Ao volante do Jeep Gladiator, tudo à nossa volta parece o «Portugal dos pequeninos».
A posição de dirigir é muito elevada, e as estradas parecem diminuir diante do tamanho do carro. Leva alguns dias até cair a ficha de que você tem mais de 5,5 m de veículo para administrar.
Depois que passa a fase de adaptação, a rotina fica bem mais simples. Continuar achando vaga é complicado - como era de se esperar… -, mas você aprende a lidar melhor com o dia a dia ao volante dessa pick-up enorme.
Liberdade e aventura
É quase automático: assim que a gente se acomoda ao volante da Jeep Gladiator, vem uma sensação de fuga e aventura difícil de ignorar. Não sei explicar direito, mas tudo neste modelo parece um convite para aproveitar a vida.
Dá até para tirar as portas (elas são removíveis) e praticamente todos os painéis do habitáculo, transformando a pick-up numa espécie de conversível off-road. Eu não fiz, mas vontade foi o que não faltou.
A impressão é de que dá para ir a qualquer lugar, sem restrições. E isso não está totalmente errado. Vale lembrar que a Gladiator vem com tração Selec-Trac 4×4, caixa de transferência de duas velocidades, eixos Dana 44 de terceira geração e diferencial traseiro autoblocante.
Os ângulos no fora de estrada não são tão bons quanto os do Jeep Wrangler, consequência do aumento da distância entre-eixos. Ainda assim, estão longe de decepcionar: são 41º de ângulo de ataque, 25º de saída e 18,4º de ângulo ventral.
A limitação mais evidente está nos pneus originais, que funcionam bem no asfalto, mas pedem mais aderência quando o piso deixa de ser pavimentado. Ainda assim, eu duvido muito que os futuros donos desse modelo mantenham o carro exatamente como sai de fábrica.
O conforto e o Jeep Gladiator
Ele não é um carro leve, mas também não é um veículo de trabalho “puro”. A Jeep Gladiator encontrou um equilíbrio bem interessante entre capacidade de serviço e conforto ao rodar.
Na estrada, é o câmbio automático de oito marchas que ajuda a manter o ruído em níveis aceitáveis - já sabendo que este Jeep não é referência nesse quesito, mesmo trazendo um opcional que aumenta a quantidade de material de isolamento acústico no interior.

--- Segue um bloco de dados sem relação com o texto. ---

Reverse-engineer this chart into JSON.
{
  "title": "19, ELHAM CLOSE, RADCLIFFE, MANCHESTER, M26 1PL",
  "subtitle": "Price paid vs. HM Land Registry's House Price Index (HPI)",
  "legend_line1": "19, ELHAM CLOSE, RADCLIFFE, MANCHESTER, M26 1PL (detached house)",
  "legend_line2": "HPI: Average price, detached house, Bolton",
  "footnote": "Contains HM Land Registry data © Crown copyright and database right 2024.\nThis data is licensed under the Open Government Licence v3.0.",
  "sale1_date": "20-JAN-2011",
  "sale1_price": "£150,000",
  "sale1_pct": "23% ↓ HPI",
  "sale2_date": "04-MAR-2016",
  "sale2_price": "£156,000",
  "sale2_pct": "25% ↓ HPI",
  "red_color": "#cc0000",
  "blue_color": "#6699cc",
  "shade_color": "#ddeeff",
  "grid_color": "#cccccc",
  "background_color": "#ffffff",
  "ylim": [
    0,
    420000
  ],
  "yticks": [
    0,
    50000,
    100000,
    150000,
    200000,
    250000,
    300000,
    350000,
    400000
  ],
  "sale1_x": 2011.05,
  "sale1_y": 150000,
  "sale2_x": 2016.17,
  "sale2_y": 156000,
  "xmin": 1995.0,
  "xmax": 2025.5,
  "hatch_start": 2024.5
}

Por outro lado, não falta conveniência. Começa pelos bancos elétricos e aquecidos e vai até o sistema de infoentretenimento Uconnect Rádio com tela de 8,4″. Está tudo o que se espera de um carro moderno: inclusive assistente de permanência em faixa e frenagem automática.
Razão e emoção em conflito
Com tudo o que já foi dito, dá para perceber que a Jeep Gladiator não é só um exercício de estilo bem executado. Ela é, acima de tudo, um produto com muitas qualidades - e talvez a maior delas seja justamente o quanto ela é desejável.
No fim das contas, é uma escolha que só faz sentido se você realmente precisar da capacidade de carga da Gladiator. Caso contrário, se você for como eu, que faz apenas off-road leve, existem outras opções tão competentes quanto e, inclusive, mais eficientes.